Cos’hanno in comune l’insalata di pastiera del miglior ristorante pompeiano, le suggestioni musicali evocate dai classici e il fascino polveroso del più grandioso complesso archeologico italiano? La risposta potrebbe essere un sottobicchiere verde.

Soundtrack: “A Saucerful of Secrets” (Pink Floyd).

Ho visto la prima volta “Pink Floyd at Pompei” nell’inverno del 1976, al leggendario Universale di Firenze (qui). Fuori c’era il diluvio e noi eravamo sei adolescenti usciti non si sa come da un’appannatissima Daf materna.
L’altroieri, invece, ho rivisto Pompei.
Senza i Pink Floyd, ma dal vero, nella luce radente del tramonto. Con la breccia dell’anfiteatro che scricchiolava sotto i piedi e un vento teso che avrebbe scompigliato i capelli di Waters & co. esattamente come nel film.
Al posto del dinoccolato bassista, un’altrettanto dinoccolata guida con gli occhi da normanno, che di nome fa Mattia e sciorina uno ad uno i nomi degli antichi proprietari delle case sepolte dall’eruzione nel 79 d.C.. Se di cognome non si chiamasse Buondonno potrebbe essere il saggio capitano di un peschereccio appena approdato nel porto. O un produttore londinese uscito dagli studios trent’anni fa e venuto qui per svernare a lungo.
In un paio d’ore ha liquidato la masnada di frettolosi imprenditori cinesi arrivati fino in Campania a soppesare investimenti nel turismo e si è dedicato a noi. Si perde nel primo, secondo, terzo, quarto stile pompeiano. Indica dettagli, descrive dipinti, enumera le tessere dei mosaici, illustra suture architettoniche, individua mura sannite, divinità egizie, vestigia imperiali.
Nel teatro, qualche ora prima, sotto il sole del meriggio, una guida giapponese aveva intonato con voce baritonale “Santa Lucia” per il sollucchero dei compatrioti sugli spalti. Ma nelle mie orecchie sentivo da ore frusciareEchoes” e le note sussurrate di Rick Wright e David Gilmour.
Mentre la massa dei turisti sciama per le vie principali della città antica, quaranta dei quarantaquattro ettari di scavi rimangono pressochè deserti. Ci addentriamo da soli in domus umbratili, guardando negli occhi matrone tristi come i loro bimbi. Mi chiedo quanti dei 5 milioni di piedi che ogni anno calpestano e consumano Pompei escano dai binari dell’ovvio. Biglietto a 11 euro, fanno 27 milioni e 500mila euro di incasso.
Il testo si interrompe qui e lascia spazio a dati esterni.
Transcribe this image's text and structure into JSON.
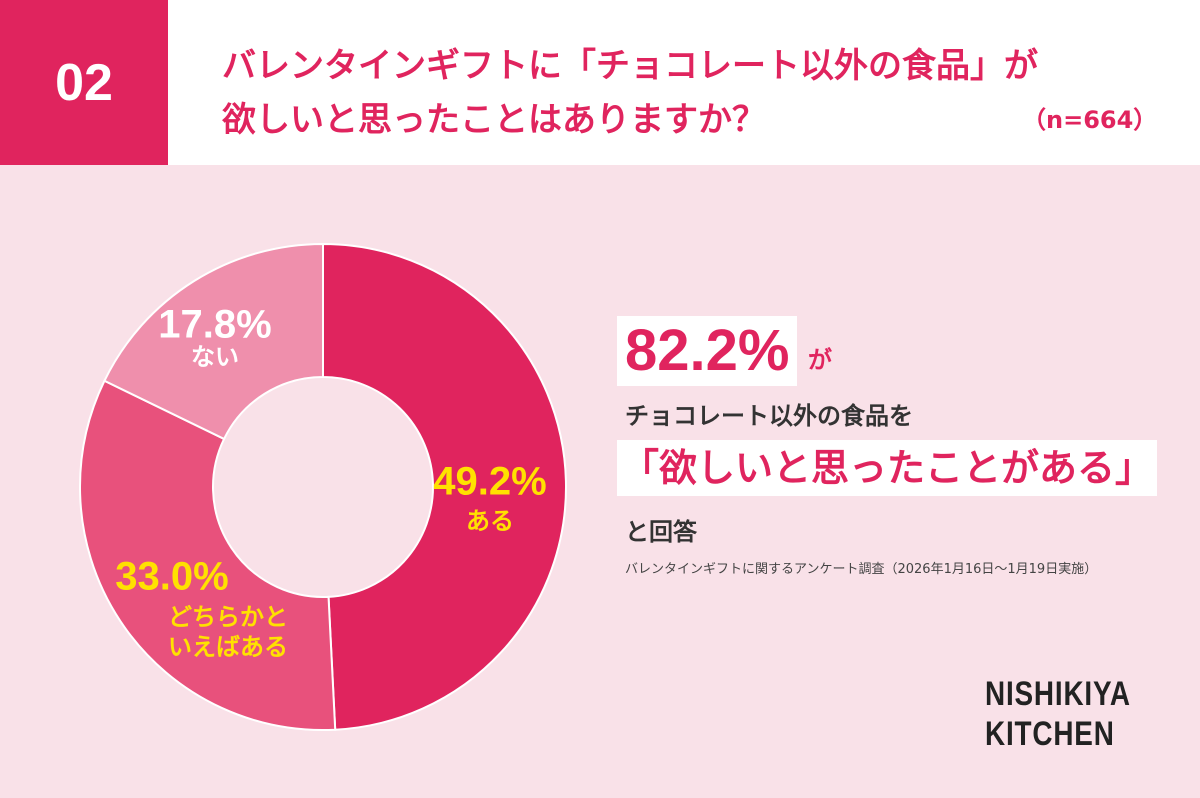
{
  "chart_data": {
    "type": "donut",
    "number": "02",
    "title": [
      "バレンタインギフトに「チョコレート以外の食品」が",
      "欲しいと思ったことはありますか？"
    ],
    "sample": "（n=664）",
    "categories": [
      "ある",
      "どちらかといえばある",
      "ない"
    ],
    "values": [
      49.2,
      33.0,
      17.8
    ],
    "value_labels": [
      "49.2%",
      "33.0%",
      "17.8%"
    ],
    "colors": [
      "#e0245e",
      "#e8517c",
      "#ef8fac"
    ],
    "annotation": {
      "highlight": "82.2%",
      "particle": "が",
      "line2": "チョコレート以外の食品を",
      "quote": "「欲しいと思ったことがある」",
      "line4": "と回答"
    },
    "source": "バレンタインギフトに関するアンケート調査（2026年1月16日～1月19日実施）",
    "brand": [
      "NISHIKIYA",
      "KITCHEN"
    ]
  }
}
Poi c’è l’indotto. Alla fine concludi che è la Pompei archeologica a mantenere la città e non viceversa.
Intanto un bastardino sonnecchia sul selciato.
Un randagio? Può darsi. Ma inoffensivo. Ha le medesime sembianze dei cani rimasti sepolti duemila anni fa sotto la cenere e la pietra pomice. Affilati, appuntiti. Nulla che abbia a che fare con il Cave Canem del celebre mosaico appena restaurato lì vicino.
Luigi Scaroina è invece un giovane archeologo che lavora al GPP, il Grande Progetto Pompei (qui) varato nel 2012: 105 milioni di euro di finanziamento comunitario per il restauro, il rilancio, la riorganizzazione e la messa in sicurezza del complesso. Il progetto scade a fine 2015 e forse stavolta ci si farà a spendere (bene) l’80% del budget. Lui poteva fare l’avvocato, invece è qui in jeans e maglietta al cospetto della Venere in Conchiglia che galleggia eterea sul mare verde-blu. Parla e discute, sembra si aspetti che alle sue spalle la Venere sorrida di compiacimento.
Qualche ora dopo, seduto al tavolo del President, i piatti raffinati di Paolo Gramaglia sembrano rovesciare questa prospettiva. I profumi di mare e di polvere portati dal vento nella città antica cedono il posto a quelli del prosciutto di ricciola, delle capesante al sale maldon, degli spaghetti aglio e olio con polvere di taralli. Mattia e Paolo sono amici: se il primo pare un nocchiero, il secondo sembra il sapiente medico di bordo. Laila Gramaglia ha un’aria pompeiana sul viso mentre serve delicatamente il Fiano di Avellino.
Poi i piani lentamente si sovrappongono.
Sulla tovaglia plana l‘insalata di pastiera, una versione disassemblata del celebre dolce partenopeo: l’ovale della crema di ricotta ha la stessa forma del grande anfiteatro e lo stesso colore del pietrisco, gli ingredienti disposti in linea sembrano messi a ricalcare gli strumenti e l’amplificazione dei Pink Floyd sull’arena per il film-concerto del 1972.
Sottobicchiere verde (cit.), flussi di coscienza.